Question

If the price of sugar increases by 25%, by what percentage must a household reduce consumption to keep the expenditure the same?

• A. 20%
• B. 25%
• C. 15%
• D. 30%

Hint:

Shortcut formula for such questions: \[ \text{Reduction %} = \frac{\text{Price Increase %}}{100 + \text{Price Increase %}} \times 100 \] Example: \[ \text{If price increases by }25% \] \[ \text{Required reduction} = \frac{25}{125} \times 100 = 20% \] Memory trick: \[ \textbf{Price ↑ → Consumption ↓} \] To keep expenditure constant, consumption must decrease proportionally.

Answer 1

The Correct Option is A

Concept:
When the price of a commodity increases but the total expenditure must remain constant, the quantity consumed must decrease proportionally.
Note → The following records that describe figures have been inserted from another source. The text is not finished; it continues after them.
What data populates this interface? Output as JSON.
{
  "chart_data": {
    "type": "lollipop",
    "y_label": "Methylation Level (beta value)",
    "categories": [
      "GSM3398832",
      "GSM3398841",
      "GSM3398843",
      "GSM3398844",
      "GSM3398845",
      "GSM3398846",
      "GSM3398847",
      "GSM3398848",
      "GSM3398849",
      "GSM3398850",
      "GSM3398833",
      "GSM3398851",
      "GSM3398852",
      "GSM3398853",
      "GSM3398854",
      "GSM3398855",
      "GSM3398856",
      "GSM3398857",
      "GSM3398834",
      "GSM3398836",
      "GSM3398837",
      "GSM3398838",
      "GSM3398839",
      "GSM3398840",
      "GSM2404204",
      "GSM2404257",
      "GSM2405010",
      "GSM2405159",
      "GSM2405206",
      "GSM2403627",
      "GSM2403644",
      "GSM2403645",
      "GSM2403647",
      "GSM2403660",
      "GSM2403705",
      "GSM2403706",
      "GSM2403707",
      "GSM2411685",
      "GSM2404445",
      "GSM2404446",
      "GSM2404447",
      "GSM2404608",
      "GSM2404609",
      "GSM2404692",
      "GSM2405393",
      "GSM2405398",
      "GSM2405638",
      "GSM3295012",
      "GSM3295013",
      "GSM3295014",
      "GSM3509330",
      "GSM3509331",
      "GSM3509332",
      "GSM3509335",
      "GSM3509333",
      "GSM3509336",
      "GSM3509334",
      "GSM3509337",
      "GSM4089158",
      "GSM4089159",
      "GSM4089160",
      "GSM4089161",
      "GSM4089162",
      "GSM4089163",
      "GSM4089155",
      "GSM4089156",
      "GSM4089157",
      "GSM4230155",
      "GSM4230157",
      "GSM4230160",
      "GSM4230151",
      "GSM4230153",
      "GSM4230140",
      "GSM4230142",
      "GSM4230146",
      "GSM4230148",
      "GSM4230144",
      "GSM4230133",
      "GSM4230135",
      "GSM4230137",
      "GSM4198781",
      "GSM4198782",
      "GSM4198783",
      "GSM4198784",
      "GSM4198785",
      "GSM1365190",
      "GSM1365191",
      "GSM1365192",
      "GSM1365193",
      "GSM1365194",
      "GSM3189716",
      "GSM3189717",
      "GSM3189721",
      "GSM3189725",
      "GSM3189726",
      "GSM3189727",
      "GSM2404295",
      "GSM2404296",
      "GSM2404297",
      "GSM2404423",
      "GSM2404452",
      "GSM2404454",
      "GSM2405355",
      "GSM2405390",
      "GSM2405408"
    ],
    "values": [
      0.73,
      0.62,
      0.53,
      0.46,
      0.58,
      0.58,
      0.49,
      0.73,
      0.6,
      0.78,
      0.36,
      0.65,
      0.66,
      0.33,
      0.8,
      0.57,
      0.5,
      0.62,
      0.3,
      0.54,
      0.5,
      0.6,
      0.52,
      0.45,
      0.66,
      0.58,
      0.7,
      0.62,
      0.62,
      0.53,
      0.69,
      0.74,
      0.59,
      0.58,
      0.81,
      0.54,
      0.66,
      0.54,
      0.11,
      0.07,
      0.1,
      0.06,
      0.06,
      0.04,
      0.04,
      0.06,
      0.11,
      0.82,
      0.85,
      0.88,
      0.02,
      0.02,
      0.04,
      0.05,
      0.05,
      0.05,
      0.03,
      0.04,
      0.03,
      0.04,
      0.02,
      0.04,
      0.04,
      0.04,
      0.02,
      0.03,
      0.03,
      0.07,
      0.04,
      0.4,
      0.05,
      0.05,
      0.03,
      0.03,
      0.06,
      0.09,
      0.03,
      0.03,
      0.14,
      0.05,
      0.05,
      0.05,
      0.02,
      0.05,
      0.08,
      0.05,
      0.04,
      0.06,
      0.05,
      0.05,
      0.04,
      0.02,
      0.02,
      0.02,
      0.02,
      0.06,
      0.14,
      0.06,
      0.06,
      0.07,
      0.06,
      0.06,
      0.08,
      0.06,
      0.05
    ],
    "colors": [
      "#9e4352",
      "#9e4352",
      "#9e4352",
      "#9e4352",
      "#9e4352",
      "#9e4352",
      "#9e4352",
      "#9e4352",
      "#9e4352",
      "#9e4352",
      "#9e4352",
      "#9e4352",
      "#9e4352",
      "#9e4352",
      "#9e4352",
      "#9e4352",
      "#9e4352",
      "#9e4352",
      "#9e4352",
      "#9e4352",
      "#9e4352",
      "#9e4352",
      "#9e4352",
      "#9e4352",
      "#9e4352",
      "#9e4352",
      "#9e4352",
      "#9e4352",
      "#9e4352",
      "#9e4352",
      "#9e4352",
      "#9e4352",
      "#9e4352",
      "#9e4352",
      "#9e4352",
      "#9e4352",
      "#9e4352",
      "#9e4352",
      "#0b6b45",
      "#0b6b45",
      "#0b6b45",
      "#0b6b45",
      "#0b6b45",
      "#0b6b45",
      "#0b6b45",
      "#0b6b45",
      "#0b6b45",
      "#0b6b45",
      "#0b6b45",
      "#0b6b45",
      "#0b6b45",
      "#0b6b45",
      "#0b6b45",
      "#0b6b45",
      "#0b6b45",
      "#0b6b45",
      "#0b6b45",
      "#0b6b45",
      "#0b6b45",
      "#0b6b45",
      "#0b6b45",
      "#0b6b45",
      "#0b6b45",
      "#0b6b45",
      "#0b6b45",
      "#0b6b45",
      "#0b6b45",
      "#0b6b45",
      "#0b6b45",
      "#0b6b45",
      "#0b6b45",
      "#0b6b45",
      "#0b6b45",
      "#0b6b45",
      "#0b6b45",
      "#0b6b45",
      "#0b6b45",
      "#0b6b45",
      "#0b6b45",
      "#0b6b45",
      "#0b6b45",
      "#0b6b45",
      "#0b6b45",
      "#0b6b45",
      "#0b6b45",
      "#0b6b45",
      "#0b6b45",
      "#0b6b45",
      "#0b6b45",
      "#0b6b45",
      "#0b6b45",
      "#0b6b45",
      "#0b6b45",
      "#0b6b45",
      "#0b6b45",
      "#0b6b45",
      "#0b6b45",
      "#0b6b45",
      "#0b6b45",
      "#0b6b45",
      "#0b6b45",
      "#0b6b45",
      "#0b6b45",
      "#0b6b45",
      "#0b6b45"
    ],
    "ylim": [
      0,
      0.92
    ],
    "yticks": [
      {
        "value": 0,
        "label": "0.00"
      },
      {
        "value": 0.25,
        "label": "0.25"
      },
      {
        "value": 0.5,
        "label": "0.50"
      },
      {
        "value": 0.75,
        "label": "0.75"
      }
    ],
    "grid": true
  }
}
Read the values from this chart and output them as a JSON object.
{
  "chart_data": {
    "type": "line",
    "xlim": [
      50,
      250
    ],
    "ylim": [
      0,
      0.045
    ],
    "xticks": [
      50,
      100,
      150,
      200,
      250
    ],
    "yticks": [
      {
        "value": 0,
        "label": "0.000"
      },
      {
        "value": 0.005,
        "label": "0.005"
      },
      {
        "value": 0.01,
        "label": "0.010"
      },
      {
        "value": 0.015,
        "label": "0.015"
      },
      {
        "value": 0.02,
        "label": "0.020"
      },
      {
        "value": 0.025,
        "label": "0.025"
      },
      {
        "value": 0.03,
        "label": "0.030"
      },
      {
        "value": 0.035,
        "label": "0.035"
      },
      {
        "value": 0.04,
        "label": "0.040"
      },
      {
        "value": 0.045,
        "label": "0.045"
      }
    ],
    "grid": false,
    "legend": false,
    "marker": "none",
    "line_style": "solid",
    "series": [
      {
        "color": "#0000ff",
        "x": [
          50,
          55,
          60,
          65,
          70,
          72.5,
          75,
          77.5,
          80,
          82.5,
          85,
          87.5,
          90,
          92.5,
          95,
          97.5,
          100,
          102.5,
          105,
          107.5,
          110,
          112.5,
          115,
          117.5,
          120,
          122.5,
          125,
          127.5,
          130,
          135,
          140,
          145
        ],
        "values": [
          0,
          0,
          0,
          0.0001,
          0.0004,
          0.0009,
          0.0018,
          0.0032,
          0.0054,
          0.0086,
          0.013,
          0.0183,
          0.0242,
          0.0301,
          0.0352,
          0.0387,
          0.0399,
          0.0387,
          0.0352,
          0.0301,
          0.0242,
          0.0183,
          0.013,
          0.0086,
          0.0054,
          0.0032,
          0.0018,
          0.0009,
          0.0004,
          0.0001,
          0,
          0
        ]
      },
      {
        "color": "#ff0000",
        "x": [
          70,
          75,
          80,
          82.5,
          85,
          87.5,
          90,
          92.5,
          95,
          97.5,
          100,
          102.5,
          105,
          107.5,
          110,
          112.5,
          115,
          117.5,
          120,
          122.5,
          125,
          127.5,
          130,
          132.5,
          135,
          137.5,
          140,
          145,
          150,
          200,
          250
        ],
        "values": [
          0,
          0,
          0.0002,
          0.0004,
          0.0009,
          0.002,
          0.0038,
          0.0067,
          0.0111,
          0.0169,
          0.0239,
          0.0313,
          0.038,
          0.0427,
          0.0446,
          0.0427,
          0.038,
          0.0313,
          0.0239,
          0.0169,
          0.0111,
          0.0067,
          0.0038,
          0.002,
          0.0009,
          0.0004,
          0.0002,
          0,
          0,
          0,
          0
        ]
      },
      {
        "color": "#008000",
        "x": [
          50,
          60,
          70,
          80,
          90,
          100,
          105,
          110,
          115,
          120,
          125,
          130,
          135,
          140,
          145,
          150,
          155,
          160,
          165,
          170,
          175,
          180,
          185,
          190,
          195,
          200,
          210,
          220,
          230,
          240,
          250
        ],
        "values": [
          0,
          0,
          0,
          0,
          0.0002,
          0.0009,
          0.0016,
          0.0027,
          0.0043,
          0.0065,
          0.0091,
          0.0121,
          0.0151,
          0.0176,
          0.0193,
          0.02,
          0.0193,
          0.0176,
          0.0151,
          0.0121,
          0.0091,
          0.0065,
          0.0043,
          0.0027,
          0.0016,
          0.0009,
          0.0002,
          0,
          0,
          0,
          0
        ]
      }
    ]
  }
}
This relationship can be calculated using the formula: \[ \text{Required Reduction in Consumption (%)} = \frac{\text{Increase in Price}}{100 + \text{Increase in Price}} \times 100 \] This formula helps determine how much consumption must be reduced so that the total spending does not change despite the price increase.
Step 1: Identify the given information.
\[ \text{Increase in price} = 25% \]
Step 2: Apply the formula.
\[ \text{Reduction in consumption} = \frac{25}{100 + 25} \times 100 \] \[ = \frac{25}{125} \times 100 \] \[ = 20% \]
Step 3: Alternative explanation using numbers.
Assume initially: \[ \text{Price of sugar} = ₹100 \text{ per unit} \] \[ \text{Quantity purchased} = 1 \text{ unit} \] \[ \text{Total expenditure} = ₹100 \] After a 25% increase: \[ \text{New price} = 100 + 25 = ₹125 \] To keep the expenditure ₹100: \[ \text{Quantity that can be purchased} = \frac{100}{125} = 0.8 \] Reduction in consumption: \[ 1 - 0.8 = 0.2 = 20% \]
Step 4: Selecting the correct answer.
\[ \boxed{20%} \]